# xxgdb or graphical c debugger ??



## clc2112 (Jan 19, 2002)

Anyone know if xxgdb is avail for os x.  I got gdb to work but would like a graphical debugger for C.  Any help will be greatly appreciated.

Thanks

calvin
powerbook 667, 512


----------



## howardm4 (Jan 19, 2002)

try 'ddd' which is a great frontend to gdb.  As I recall, it compiles fine
under OSX


----------



## davechen (Jan 19, 2002)

What about using Apple's Project Builder?  It's debugger is also is just a front end for gdb.


----------



## clc2112 (Jan 19, 2002)

Thanks Guys,

I checked out ddd and project builder.  I have yet to compile ddd, but from the looks of it and project builder, they will both suit my purpose just great.  One less thing I dont need my  M$ machine for!

Thanks

calvin


----------



## howardm4 (Jan 20, 2002)

you'll need Motif (well, LessTiff actually) in order to compile ddd.
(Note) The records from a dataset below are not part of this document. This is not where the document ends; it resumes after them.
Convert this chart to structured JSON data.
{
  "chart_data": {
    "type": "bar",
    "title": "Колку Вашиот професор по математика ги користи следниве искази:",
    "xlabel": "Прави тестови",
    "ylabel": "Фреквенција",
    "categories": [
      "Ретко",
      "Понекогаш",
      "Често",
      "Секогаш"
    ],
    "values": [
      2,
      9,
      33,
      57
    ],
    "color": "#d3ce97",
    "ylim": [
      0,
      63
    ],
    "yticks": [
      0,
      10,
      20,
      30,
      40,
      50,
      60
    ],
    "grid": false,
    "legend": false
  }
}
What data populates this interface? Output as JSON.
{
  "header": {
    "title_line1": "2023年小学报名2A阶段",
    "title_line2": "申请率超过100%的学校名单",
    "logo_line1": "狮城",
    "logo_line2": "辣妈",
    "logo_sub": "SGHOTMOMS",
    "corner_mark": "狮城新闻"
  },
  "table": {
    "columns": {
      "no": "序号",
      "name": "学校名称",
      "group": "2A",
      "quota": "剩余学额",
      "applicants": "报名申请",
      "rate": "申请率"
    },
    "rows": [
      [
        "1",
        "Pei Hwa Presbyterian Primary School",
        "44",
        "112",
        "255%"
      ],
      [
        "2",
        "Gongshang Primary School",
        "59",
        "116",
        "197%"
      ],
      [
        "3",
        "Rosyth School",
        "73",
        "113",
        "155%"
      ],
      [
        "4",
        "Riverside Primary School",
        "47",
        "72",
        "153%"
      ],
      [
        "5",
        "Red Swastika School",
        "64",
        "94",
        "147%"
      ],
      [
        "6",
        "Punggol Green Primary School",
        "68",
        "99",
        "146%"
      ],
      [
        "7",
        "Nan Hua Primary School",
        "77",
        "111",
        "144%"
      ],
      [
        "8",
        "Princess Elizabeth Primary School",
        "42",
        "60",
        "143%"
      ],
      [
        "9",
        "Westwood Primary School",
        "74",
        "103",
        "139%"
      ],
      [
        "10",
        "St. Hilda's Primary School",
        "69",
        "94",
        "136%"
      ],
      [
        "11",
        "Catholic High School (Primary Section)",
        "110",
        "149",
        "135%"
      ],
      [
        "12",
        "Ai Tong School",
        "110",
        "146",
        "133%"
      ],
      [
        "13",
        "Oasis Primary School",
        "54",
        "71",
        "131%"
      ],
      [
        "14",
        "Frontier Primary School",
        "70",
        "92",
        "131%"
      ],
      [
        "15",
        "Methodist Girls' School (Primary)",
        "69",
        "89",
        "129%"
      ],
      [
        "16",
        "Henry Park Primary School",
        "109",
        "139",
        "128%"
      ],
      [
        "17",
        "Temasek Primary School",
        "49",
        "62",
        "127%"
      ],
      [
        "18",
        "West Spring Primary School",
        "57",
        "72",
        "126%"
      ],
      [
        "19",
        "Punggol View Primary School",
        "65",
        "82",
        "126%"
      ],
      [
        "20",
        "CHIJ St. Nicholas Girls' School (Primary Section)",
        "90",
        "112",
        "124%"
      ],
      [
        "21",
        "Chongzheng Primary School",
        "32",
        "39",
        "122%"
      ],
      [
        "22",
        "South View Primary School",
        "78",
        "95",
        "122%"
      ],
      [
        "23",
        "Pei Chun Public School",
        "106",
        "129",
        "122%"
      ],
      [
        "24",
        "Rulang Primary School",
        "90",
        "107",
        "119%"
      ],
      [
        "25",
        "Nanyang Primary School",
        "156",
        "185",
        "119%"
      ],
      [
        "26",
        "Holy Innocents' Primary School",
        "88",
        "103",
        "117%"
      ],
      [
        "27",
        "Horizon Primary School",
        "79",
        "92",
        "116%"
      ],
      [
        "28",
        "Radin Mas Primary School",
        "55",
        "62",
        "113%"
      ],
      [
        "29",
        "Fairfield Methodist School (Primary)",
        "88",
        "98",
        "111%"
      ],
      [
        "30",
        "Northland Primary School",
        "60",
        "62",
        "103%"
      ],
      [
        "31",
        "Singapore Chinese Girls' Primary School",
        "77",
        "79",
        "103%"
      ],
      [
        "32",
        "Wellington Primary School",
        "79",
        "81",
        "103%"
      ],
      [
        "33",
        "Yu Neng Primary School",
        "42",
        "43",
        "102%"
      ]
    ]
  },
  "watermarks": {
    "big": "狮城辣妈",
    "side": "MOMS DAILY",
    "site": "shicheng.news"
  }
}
I built it yesterday and it compiled fine.  Only a test program at the very 
end failed due to a flaw in the makefile.


----------



## rvamerongen (May 5, 2003)

Hi,

Because I know nothing of Motif or fink, can someone send me a binarie for macosX 10.2

Thanks in advance

Rene

rvamerongen_AT_xs4all.nl


----------



## lurk (May 5, 2003)

Actually if you don't have fink it would be hard to send you one because there would be all sorts of library dependencies which would most likely break.  The best advice is get fink and use that.

-Eric


----------